Completely off-topic.

But I [<3] your infra-quote from the Hávamal, Adarain, so I translated it into Sadrås:

uolle þe Tage duon þë Antnochte glutramegght
uolle þe Fvran duon þë Norgebrente,
uolle der Knobv duon þë Fumeghte
uolle þe Joungeße duon þë Geisvreghte
uolle ye Floðefïll geihinne þrœgeghte,
Uolle ye Bjroü duon yë Drägghte


Some notes
Spoiler:
Norgebrent - Lit. 'corpse-burning'. Nowadays, The word Nor is used in Sadrås more for 'meat' or 'flesh' (Cf. Norbællen 'meatball') than 'corpse'. Also, the more contemporary word Ünsrljaight, betokens more of a Doctrinist custom of laying to rest rather than kindling. but would make sense in this older Pagan context as 'pyre' or 'funeral bier'.

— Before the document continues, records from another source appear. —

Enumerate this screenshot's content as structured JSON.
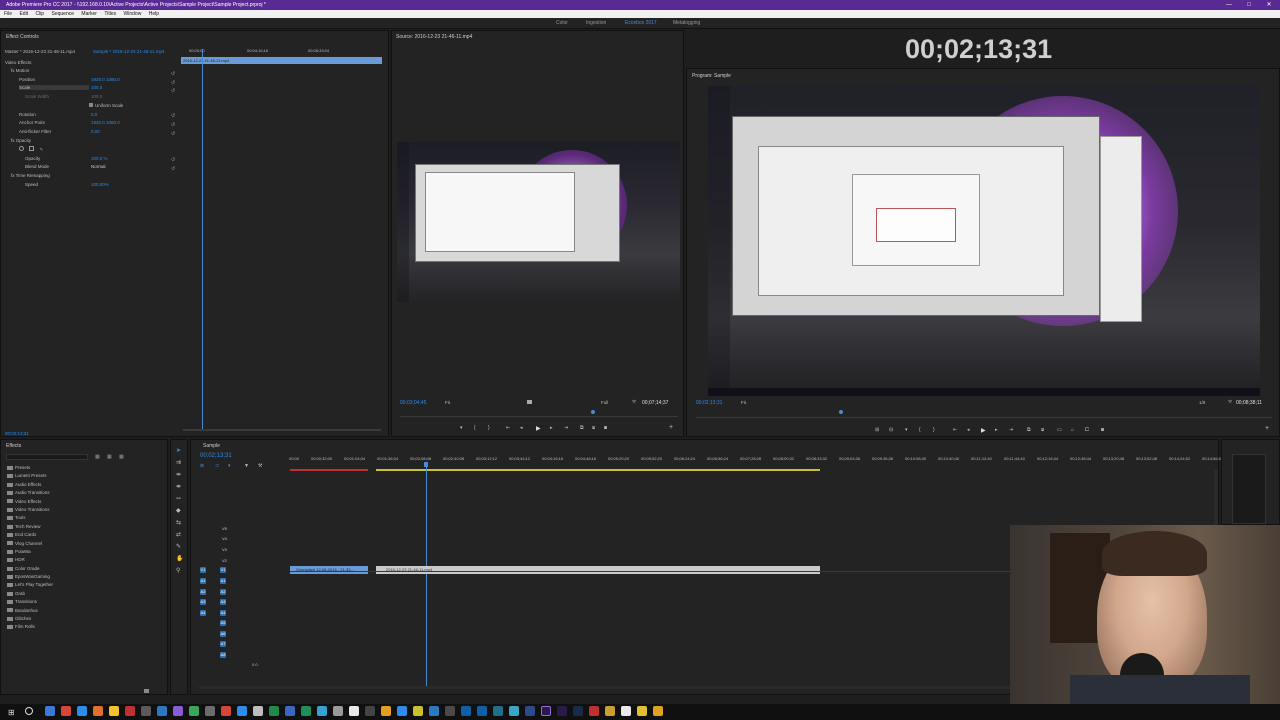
{
  "window": {
    "title": "Adobe Premiere Pro CC 2017 - \\\\192.168.0.10\\Active Projects\\Active Projects\\Sample Project\\Sample Project.prproj *",
    "controls": [
      "—",
      "□",
      "✕"
    ]
  },
  "menu": [
    "File",
    "Edit",
    "Clip",
    "Sequence",
    "Marker",
    "Titles",
    "Window",
    "Help"
  ],
  "workspaces": [
    "Color",
    "Ingestion",
    "Ecoxbox 2017",
    "Metalogging"
  ],
  "active_workspace": "Ecoxbox 2017",
  "effect_controls": {
    "tab": "Effect Controls",
    "master": "Master * 2016-12-23 21-46-11.mp4",
    "sequence": "Sample * 2016-12-23 21-46-11.mp4",
    "ruler": [
      "00;00;00",
      "00;04;16;16",
      "00;08;33;04"
    ],
    "clip_bar": "2016-12-23 21-46-11.mp4",
    "section": "Video Effects",
    "rows": [
      {
        "label": "Motion",
        "value": ""
      },
      {
        "label": "Position",
        "value": "1920.0   1080.0"
      },
      {
        "label": "Scale",
        "value": "100.0"
      },
      {
        "label": "Scale Width",
        "value": "100.0"
      },
      {
        "label": "Uniform Scale",
        "value": ""
      },
      {
        "label": "Rotation",
        "value": "0.0"
      },
      {
        "label": "Anchor Point",
        "value": "1920.0   1080.0"
      },
      {
        "label": "Anti-flicker Filter",
        "value": "0.00"
      },
      {
        "label": "Opacity",
        "value": ""
      },
      {
        "label": "Opacity",
        "value": "100.0 %"
      },
      {
        "label": "Blend Mode",
        "value": "Normal"
      },
      {
        "label": "Time Remapping",
        "value": ""
      },
      {
        "label": "Speed",
        "value": "100.00%"
      }
    ],
    "timecode": "00;02;13;31"
  },
  "source_monitor": {
    "title": "Source: 2016-12-23 21-46-11.mp4",
    "timecode": "00;03;04;45",
    "fit": "Fit",
    "resolution": "Full",
    "duration": "00;07;14;37"
  },
  "program_monitor": {
    "big_timecode": "00;02;13;31",
    "title": "Program: Sample",
    "timecode": "00;02;13;31",
    "fit": "Fit",
    "resolution": "1/8",
    "duration": "00;08;38;11"
  },
  "effects_panel": {
    "title": "Effects",
    "folders": [
      "Presets",
      "Lumetri Presets",
      "Audio Effects",
      "Audio Transitions",
      "Video Effects",
      "Video Transitions",
      "Tools",
      "Tech Review",
      "End Cards",
      "Vlog Channel",
      "PolaWa",
      "HDR",
      "Color Grade",
      "EposWasGaming",
      "Let's Play Together",
      "Grab",
      "Transitions",
      "Bandanhus",
      "Glitches",
      "Film Rolls"
    ]
  },
  "timeline": {
    "title": "Sample",
    "timecode": "00;02;13;31",
    "ruler": [
      "00;00",
      "00;00;32;00",
      "00;01;04;04",
      "00;01;36;04",
      "00;02;08;08",
      "00;02;40;08",
      "00;03;12;12",
      "00;03;44;12",
      "00;04;16;16",
      "00;04;48;16",
      "00;05;20;20",
      "00;05;52;20",
      "00;06;24;24",
      "00;06;56;24",
      "00;07;28;28",
      "00;08;00;32",
      "00;08;33;32",
      "00;09;04;36",
      "00;09;36;36",
      "00;10;08;40",
      "00;10;40;40",
      "00;11;12;40",
      "00;11;44;40",
      "00;12;16;44",
      "00;12;48;44",
      "00;13;20;48",
      "00;13;52;48",
      "00;14;24;52",
      "00;14;56;52"
    ],
    "video_tracks": [
      "V5",
      "V4",
      "V3",
      "V2",
      "V1"
    ],
    "audio_tracks": [
      "A1",
      "A2",
      "A3",
      "A4",
      "A5",
      "A6",
      "A7",
      "A8"
    ],
    "clips": [
      {
        "name": "Overwatch 12-08-2016 - 21-33-...",
        "color": "#6b9bd6"
      },
      {
        "name": "2016-12-23 21-46-11.mp4",
        "color": "#c9c9c9"
      }
    ],
    "zoom": "0.0"
  }
}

Knobv - 'knife', means anything from an easily-concealed dirk or stiletto, to well-nigh a machete or machæra-like weapon, and does duty for most Sadrasåler Dingmenn.

þë Geisvreghte - The normal word for wedding is Svreghtniß, but the collective noun 'vows' makes as much sense here.